In Ppachida, the artists did not provide an easy reading or a consistent narrative. And the difficulties were due not only to the disjunctive editing of each video sequence but to the design of the viewing experience itself. While each artist’s well-crafted, dense script was captivating, one was constantly distracted by the sound of the other narratives. And one’s efforts to watch any single video—each of which required a certain degree of concentration to interpret the ambiguities of the imagery—were frustrated by the two other projections that impinged on one’s peripheral vision. Consequently, the viewer experienced a complex overlapping of the three stories, and the viewing space itself became charged with the layering of narrations and the tripling of images.

The resulting complex interplay of text and imagery offers a challenging alternative to the more traditional video art that has prevailed in Korea. Because Park, Seo, and Hong’s work is textually based and largely untranslatable, it points to the limits of transcultural appreciation of language-based art. In contrast, Nam June Paik was able to rise to international prominence in part because his use of video is linguistic, visual, formal, and performative.

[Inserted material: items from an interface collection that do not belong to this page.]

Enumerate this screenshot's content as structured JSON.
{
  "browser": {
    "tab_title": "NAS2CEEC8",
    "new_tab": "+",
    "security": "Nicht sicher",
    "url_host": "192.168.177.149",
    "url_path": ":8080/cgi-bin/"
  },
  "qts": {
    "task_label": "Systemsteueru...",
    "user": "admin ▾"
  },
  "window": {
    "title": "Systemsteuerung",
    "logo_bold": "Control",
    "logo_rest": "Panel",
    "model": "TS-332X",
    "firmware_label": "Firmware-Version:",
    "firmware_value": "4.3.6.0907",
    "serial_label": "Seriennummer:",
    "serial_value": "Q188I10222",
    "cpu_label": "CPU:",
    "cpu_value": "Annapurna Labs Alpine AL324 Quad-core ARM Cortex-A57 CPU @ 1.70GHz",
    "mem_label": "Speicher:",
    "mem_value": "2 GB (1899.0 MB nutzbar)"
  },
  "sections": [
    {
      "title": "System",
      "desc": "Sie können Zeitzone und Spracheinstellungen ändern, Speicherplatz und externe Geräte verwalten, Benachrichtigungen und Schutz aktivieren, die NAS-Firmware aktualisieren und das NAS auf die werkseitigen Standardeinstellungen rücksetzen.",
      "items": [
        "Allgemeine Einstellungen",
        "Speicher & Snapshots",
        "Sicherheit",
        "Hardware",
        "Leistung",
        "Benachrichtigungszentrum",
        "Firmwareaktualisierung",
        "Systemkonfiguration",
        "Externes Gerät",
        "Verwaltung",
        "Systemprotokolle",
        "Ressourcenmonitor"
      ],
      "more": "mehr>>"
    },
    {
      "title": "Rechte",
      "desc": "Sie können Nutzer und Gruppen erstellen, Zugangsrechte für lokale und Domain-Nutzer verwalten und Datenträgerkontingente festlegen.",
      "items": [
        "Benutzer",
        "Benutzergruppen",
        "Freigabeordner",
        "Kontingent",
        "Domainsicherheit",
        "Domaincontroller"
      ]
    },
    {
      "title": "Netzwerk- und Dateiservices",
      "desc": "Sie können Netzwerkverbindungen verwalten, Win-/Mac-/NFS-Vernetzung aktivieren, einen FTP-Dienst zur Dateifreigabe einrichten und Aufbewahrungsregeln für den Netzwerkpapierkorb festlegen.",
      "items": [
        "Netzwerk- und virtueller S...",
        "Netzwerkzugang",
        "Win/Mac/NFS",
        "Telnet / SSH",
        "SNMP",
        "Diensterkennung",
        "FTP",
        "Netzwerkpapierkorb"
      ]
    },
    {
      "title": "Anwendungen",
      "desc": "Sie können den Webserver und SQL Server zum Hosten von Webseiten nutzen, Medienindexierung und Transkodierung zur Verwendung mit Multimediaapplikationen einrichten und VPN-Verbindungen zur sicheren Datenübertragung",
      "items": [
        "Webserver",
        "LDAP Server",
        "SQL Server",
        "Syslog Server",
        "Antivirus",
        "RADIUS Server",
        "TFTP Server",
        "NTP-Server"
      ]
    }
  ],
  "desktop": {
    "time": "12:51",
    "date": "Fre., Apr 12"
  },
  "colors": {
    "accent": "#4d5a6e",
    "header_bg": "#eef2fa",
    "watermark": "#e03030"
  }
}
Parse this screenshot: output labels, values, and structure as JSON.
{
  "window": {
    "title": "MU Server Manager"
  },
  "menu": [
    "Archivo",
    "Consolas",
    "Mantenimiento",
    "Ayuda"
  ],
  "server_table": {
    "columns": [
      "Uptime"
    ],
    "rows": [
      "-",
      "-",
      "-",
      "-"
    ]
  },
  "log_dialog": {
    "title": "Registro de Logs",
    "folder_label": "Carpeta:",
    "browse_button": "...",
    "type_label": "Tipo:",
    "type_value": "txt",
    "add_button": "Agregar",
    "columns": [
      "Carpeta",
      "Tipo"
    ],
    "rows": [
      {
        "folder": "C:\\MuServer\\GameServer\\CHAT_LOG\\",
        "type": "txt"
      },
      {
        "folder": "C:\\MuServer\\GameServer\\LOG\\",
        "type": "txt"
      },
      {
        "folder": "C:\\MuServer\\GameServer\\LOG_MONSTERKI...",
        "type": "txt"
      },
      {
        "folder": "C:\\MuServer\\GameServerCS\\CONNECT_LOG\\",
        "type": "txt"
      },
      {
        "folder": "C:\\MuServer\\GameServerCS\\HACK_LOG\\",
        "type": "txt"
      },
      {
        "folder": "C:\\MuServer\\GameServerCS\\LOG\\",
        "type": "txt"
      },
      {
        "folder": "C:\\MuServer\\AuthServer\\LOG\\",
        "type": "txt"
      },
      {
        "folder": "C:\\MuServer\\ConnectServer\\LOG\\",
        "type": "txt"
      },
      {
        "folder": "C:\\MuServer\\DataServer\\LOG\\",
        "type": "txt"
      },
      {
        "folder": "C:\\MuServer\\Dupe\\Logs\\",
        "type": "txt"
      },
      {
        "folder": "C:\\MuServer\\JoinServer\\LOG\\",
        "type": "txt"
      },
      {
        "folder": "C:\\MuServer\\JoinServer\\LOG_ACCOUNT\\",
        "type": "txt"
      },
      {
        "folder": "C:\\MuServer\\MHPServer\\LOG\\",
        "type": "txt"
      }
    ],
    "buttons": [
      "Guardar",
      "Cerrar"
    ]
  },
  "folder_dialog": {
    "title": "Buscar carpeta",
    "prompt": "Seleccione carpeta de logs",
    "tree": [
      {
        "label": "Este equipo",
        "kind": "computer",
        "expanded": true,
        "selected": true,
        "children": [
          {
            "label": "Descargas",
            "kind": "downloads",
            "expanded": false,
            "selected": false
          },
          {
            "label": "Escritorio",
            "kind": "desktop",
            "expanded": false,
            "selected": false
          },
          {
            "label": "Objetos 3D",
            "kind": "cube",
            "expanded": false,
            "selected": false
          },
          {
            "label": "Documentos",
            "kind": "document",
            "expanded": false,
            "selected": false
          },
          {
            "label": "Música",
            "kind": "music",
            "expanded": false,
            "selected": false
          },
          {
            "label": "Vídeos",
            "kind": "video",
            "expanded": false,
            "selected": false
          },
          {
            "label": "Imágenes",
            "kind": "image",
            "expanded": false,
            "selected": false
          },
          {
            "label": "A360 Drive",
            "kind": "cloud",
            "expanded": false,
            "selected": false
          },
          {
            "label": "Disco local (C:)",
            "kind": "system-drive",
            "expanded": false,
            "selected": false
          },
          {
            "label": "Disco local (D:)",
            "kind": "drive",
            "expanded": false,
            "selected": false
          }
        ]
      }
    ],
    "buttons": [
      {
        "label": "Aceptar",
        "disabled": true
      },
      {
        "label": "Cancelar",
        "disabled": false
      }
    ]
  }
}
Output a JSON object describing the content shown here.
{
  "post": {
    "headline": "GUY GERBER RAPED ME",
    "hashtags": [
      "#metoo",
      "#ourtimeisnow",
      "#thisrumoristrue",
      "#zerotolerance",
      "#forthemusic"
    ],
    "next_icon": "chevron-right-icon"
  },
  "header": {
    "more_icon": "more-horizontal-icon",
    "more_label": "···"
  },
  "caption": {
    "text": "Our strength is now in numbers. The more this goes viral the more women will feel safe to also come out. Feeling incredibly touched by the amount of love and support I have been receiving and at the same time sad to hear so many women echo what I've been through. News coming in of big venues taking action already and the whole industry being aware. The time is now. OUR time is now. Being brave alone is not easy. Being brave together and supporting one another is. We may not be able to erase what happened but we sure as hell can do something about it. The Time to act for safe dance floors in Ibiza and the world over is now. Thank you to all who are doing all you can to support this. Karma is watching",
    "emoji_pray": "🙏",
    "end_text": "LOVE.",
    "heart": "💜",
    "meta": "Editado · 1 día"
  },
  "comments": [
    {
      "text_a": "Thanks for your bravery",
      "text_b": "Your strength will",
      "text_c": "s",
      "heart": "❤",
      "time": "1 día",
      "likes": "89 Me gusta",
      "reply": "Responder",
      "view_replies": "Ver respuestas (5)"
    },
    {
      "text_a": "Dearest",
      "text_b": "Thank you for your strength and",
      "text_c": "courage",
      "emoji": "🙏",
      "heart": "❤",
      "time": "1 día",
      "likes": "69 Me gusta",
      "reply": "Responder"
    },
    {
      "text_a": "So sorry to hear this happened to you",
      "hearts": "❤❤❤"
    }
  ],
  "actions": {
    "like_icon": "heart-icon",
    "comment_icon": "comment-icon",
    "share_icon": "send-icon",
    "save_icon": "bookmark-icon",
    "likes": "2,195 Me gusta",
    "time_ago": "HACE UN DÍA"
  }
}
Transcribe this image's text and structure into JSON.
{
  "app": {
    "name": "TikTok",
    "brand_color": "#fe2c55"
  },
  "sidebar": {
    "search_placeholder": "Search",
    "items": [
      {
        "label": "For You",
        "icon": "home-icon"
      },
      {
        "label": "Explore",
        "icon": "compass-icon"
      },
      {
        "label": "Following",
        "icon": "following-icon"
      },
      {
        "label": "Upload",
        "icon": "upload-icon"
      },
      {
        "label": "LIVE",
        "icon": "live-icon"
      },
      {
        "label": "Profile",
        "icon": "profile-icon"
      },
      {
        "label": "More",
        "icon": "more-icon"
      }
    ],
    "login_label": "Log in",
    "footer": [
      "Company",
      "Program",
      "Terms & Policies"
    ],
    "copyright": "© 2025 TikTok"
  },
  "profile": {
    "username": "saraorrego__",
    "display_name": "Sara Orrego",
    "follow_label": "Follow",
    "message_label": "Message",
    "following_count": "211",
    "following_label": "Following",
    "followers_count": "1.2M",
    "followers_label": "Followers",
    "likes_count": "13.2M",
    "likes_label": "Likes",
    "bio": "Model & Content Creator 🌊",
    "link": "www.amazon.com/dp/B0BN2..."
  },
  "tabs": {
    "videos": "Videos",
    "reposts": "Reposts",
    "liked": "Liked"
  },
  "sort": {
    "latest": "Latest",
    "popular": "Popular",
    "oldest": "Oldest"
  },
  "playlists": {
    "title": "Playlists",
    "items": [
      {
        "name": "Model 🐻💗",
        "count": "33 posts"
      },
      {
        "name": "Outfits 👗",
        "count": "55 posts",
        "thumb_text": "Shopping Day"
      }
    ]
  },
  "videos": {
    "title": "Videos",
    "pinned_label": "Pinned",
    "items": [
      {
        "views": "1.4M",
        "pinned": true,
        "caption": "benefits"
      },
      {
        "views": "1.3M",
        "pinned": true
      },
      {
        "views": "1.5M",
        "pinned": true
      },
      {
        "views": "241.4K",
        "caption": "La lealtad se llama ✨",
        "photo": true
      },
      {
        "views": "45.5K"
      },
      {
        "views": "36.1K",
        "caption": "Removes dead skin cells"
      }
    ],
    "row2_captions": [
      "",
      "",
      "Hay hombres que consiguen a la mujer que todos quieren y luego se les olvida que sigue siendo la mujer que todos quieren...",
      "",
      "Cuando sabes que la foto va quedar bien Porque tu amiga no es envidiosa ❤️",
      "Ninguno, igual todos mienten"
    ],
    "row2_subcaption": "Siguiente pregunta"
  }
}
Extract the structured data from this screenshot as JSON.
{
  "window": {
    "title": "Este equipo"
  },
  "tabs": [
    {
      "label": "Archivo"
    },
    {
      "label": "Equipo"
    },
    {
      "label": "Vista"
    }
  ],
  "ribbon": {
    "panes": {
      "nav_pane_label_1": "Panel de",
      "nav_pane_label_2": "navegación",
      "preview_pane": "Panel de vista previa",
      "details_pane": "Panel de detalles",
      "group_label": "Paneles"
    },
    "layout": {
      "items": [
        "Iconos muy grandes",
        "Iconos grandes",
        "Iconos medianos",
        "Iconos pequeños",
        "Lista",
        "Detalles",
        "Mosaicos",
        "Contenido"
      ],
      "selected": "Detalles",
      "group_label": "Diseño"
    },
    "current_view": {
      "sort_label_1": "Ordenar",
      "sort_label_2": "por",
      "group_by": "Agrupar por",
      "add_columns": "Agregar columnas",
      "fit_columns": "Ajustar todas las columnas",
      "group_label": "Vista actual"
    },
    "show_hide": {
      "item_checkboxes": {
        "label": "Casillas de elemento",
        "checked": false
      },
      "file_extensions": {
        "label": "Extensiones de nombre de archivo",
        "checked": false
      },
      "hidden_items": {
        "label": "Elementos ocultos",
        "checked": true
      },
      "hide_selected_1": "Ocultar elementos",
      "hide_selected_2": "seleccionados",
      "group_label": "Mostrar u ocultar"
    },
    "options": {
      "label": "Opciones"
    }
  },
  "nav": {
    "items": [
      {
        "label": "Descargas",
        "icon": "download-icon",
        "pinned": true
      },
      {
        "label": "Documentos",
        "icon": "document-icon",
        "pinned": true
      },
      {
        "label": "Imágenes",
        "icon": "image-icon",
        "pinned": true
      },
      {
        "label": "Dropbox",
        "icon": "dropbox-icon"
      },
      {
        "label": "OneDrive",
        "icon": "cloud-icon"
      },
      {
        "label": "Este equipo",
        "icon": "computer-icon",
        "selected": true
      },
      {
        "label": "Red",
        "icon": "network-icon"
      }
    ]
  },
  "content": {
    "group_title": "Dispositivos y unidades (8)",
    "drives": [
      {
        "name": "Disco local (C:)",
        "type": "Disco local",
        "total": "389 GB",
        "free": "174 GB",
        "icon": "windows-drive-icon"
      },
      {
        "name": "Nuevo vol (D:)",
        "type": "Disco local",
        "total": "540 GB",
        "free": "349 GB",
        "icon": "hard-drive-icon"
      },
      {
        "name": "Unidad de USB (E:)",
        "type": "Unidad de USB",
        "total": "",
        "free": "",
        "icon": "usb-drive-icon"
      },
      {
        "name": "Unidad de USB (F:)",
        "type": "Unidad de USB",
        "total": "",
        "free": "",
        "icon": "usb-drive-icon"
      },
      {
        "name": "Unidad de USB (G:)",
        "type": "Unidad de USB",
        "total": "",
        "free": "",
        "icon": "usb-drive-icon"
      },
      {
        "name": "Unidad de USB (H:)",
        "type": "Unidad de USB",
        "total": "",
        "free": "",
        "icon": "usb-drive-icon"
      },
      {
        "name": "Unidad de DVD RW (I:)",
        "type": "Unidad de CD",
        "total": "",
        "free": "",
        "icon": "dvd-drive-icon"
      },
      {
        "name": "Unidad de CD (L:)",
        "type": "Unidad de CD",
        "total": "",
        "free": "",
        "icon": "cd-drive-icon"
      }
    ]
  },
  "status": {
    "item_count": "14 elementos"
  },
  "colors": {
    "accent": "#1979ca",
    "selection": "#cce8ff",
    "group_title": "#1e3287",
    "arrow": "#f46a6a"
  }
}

These younger artists in Korea are beginning to question the treatment of video as the hardware components of video sculpture, the video monitor as a picture surface, and the projected image as a kind of surrogate painting. The artists in “Teum” are exploring the nature of video-recorded imagery that testifies to the presence of the image in real time with work that affirms that video is a medium deeply rooted in writing.